* [PATCH nf-next 1/2] netfilter: nfnetlink_queue: do shared-unconfirmed check before segmentation
@ 2026-01-26 13:49 Florian Westphal
2026-01-26 13:49 ` [PATCH nf-next 2/2] selftests: netfilter: nft_queue.sh: add udp fraglist gro test case Florian Westphal
0 siblings, 1 reply; 2+ messages in thread
From: Florian Westphal @ 2026-01-26 13:49 UTC (permalink / raw)
To: netfilter-devel; +Cc: Florian Westphal, Ulrich Weber
Ulrich reports a regression with nfqueue:
If an application did not set the 'F_GSO' capability flag and a gso
packet with an unconfirmed nf_conn entry is received all packets are
now dropped instead of queued, because the check happens after
skb_gso_segment(). In that case, we did have exclusive ownership
of the skb and its associated conntrack entry. The elevated use
count is due to skb_clone happening via skb_gso_segment().
Move the check so that its peformed vs. the aggregated packet.
Then, annotate the individual segments except the first one so we
can do a 2nd check at reinject time.
For the normal case, where userspace does in-order reinjects, this avoids
packet drops: first reinjected segment continues traversal and confirms
entry, remaining segments observe the confirmed entry.
While at it, simplify nf_ct_drop_unconfirmed(): We only care about
unconfirmed entries with a refcnt > 1, there is no need to special-case
dying entries.
This only happens with UDP. With TCP, the only unconfirmed packet will
be the TCP SYN, those aren't aggregated by GRO.

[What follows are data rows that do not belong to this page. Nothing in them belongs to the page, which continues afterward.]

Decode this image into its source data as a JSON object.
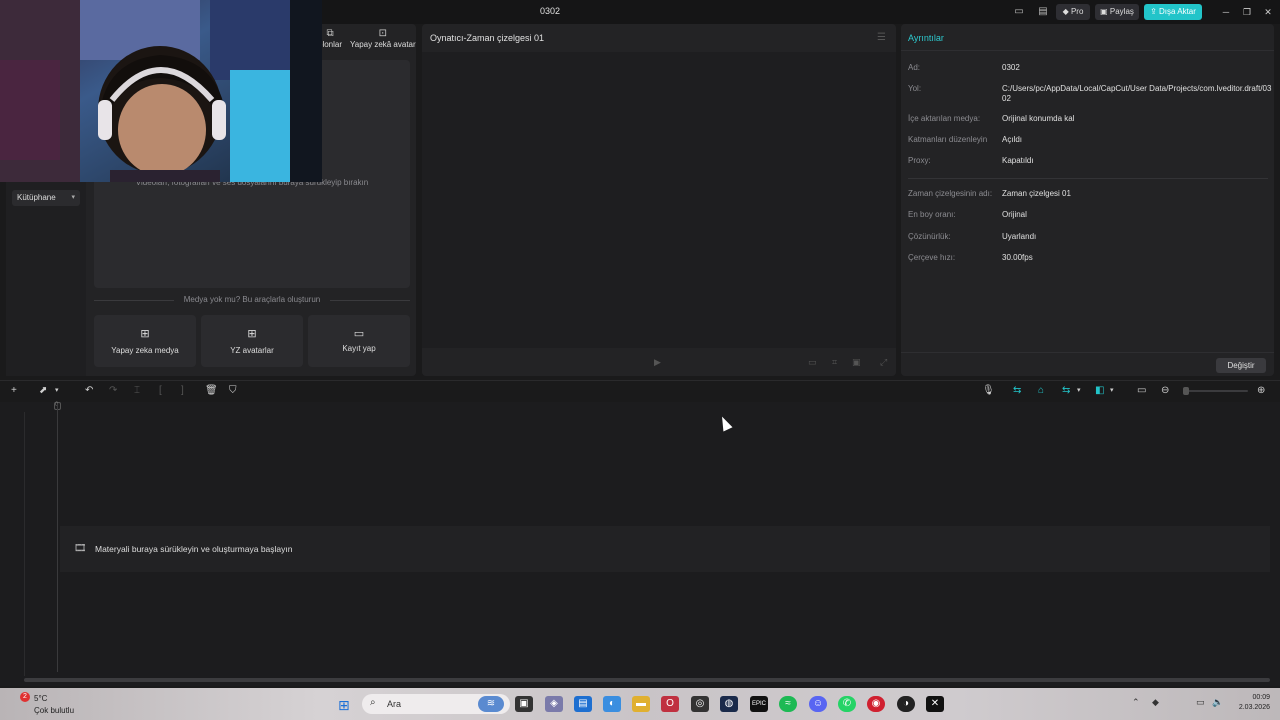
{
  "window": {
    "title": "0302",
    "pro_label": "Pro",
    "share_label": "Paylaş",
    "export_label": "Dışa Aktar"
  },
  "media_panel": {
    "tabs": [
      {
        "label": "blonlar",
        "icon": "template-icon"
      },
      {
        "label": "Yapay zekâ avatar",
        "icon": "ai-avatar-icon"
      }
    ],
    "library_label": "Kütüphane",
    "drop_hint": "Videoları, fotoğrafları ve ses dosyalarını buraya sürükleyip bırakın",
    "no_media_text": "Medya yok mu? Bu araçlarla oluşturun",
    "tools": [
      {
        "label": "Yapay zeka medya",
        "icon": "ai-media-icon"
      },
      {
        "label": "YZ avatarlar",
        "icon": "ai-avatar-icon"
      },
      {
        "label": "Kayıt yap",
        "icon": "record-icon"
      }
    ]
  },
  "player": {
    "title": "Oynatıcı-Zaman çizelgesi 01"
  },
  "details": {
    "title": "Ayrıntılar",
    "rows": [
      {
        "key": "Ad:",
        "value": "0302"
      },
      {
        "key": "Yol:",
        "value": "C:/Users/pc/AppData/Local/CapCut/User Data/Projects/com.lveditor.draft/0302"
      },
      {
        "key": "İçe aktarılan medya:",
        "value": "Orijinal konumda kal"
      },
      {
        "key": "Katmanları düzenleyin",
        "value": "Açıldı"
      },
      {
        "key": "Proxy:",
        "value": "Kapatıldı"
      }
    ],
    "timeline_rows": [
      {
        "key": "Zaman çizelgesinin adı:",
        "value": "Zaman çizelgesi 01"
      },
      {
        "key": "En boy oranı:",
        "value": "Orijinal"
      },
      {
        "key": "Çözünürlük:",
        "value": "Uyarlandı"
      },
      {
        "key": "Çerçeve hızı:",
        "value": "30.00fps"
      }
    ],
    "change_label": "Değiştir"
  },
  "timeline": {
    "start_marker": "0",
    "track_hint": "Materyali buraya sürükleyin ve oluşturmaya başlayın"
  },
  "taskbar": {
    "weather_badge": "2",
    "temperature": "5°C",
    "weather_desc": "Çok bulutlu",
    "search_placeholder": "Ara",
    "time": "00:09",
    "date": "2.03.2026"
  },
  "colors": {
    "accent": "#22c4c9",
    "panel_bg": "#232325",
    "app_bg": "#1a1a1b"
  }
}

Next patch adds a udpgro test case to cover this scenario.
Reported-by: Ulrich Weber <ulrich.weber@gmail.com>
Fixes: 7d8dc1c7be8d ("netfilter: nf_queue: drop packets with cloned unconfirmed conntracks")
Signed-off-by: Florian Westphal <fw@strlen.de>
---
NB: This is on top of 'netfilter: nfnetlink_queue: optimize verdict lookup with hash table',
it won't apply as-is to main branch.
include/net/netfilter/nf_queue.h | 1 +
net/netfilter/nfnetlink_queue.c | 119 ++++++++++++++++++-------------
2 files changed, 69 insertions(+), 51 deletions(-)
diff --git a/include/net/netfilter/nf_queue.h b/include/net/netfilter/nf_queue.h
index e6803831d6af..70dac4ab2f35 100644
--- a/include/net/netfilter/nf_queue.h
+++ b/include/net/netfilter/nf_queue.h
@@ -21,6 +21,7 @@ struct nf_queue_entry {
struct net_device *physout;
#endif
struct nf_hook_state state;
+ bool nf_ct_was_unconfirmed;
u16 size; /* sizeof(entry) + saved route keys */
u16 queue_num;
diff --git a/net/netfilter/nfnetlink_queue.c b/net/netfilter/nfnetlink_queue.c
index 671b52c652ef..930b0e534d1e 100644
--- a/net/netfilter/nfnetlink_queue.c
+++ b/net/netfilter/nfnetlink_queue.c
@@ -435,6 +435,33 @@ static void nf_reinject(struct nf_queue_entry *entry, unsigned int verdict)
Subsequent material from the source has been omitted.